Algorithmic information content was defined (Kolmogorov, 1965; Chaitin, 1977) as the amount of information contained in a string of symbols given by the length of the shortest computer program that generates the string. Highly regular, periodic or monotonic strings may be computed by programs that are short and thus contain little information, while random strings require a program that is as long as the string itself, thus resulting in high (maximal) information content. Algorithmic information content (AIC) captures the amount of randomness of symbol strings, but seems ill suited for applications to biological or neural systems and, in addition, has the inconvenient property of being uncomputable. For further discussion see [[algorithmic information theory]].

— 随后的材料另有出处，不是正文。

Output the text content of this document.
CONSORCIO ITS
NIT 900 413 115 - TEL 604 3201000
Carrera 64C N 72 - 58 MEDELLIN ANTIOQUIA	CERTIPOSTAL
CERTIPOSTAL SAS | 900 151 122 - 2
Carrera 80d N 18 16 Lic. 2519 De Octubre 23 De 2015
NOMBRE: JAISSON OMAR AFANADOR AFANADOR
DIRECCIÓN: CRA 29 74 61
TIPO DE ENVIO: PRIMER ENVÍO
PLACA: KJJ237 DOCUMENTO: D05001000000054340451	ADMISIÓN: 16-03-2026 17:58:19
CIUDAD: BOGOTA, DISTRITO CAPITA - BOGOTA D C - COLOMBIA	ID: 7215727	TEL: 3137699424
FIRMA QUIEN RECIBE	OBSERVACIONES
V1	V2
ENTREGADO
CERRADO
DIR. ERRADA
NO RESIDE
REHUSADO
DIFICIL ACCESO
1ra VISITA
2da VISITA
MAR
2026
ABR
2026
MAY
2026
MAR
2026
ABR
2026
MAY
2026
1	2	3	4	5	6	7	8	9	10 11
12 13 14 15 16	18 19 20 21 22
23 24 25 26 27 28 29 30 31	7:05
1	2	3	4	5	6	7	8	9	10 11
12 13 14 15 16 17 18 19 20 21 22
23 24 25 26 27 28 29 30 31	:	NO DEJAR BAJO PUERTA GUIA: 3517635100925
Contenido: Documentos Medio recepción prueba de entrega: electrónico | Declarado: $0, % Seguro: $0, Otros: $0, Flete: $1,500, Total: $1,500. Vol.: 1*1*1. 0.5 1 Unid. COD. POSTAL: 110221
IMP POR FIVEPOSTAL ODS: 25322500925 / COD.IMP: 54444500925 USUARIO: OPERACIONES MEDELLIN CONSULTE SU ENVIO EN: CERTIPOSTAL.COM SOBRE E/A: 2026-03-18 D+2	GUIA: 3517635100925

生成一个符号串的'''算法信息内容 Algorithmic Information Content''' 的定义(Kolmogorov,1965; Chaitin,1977)是生产这个符号串所需的最短计算机程序所包含的信息量。高度规则、周期性或单调的符号串可以由短小的程序生产,因此包含的信息很少,而完全随机的符号串需要一个和该符号串本身至少一样长的程序,因此产生高(最大)信息内容。算法信息内容(AIC)捕获了符号串的随机性,但似乎不适合应用于生物或神经系统。此外,算法信息内容虽然是一个精妙的概念,但在数学上是不可计算的,因此有诸多不便。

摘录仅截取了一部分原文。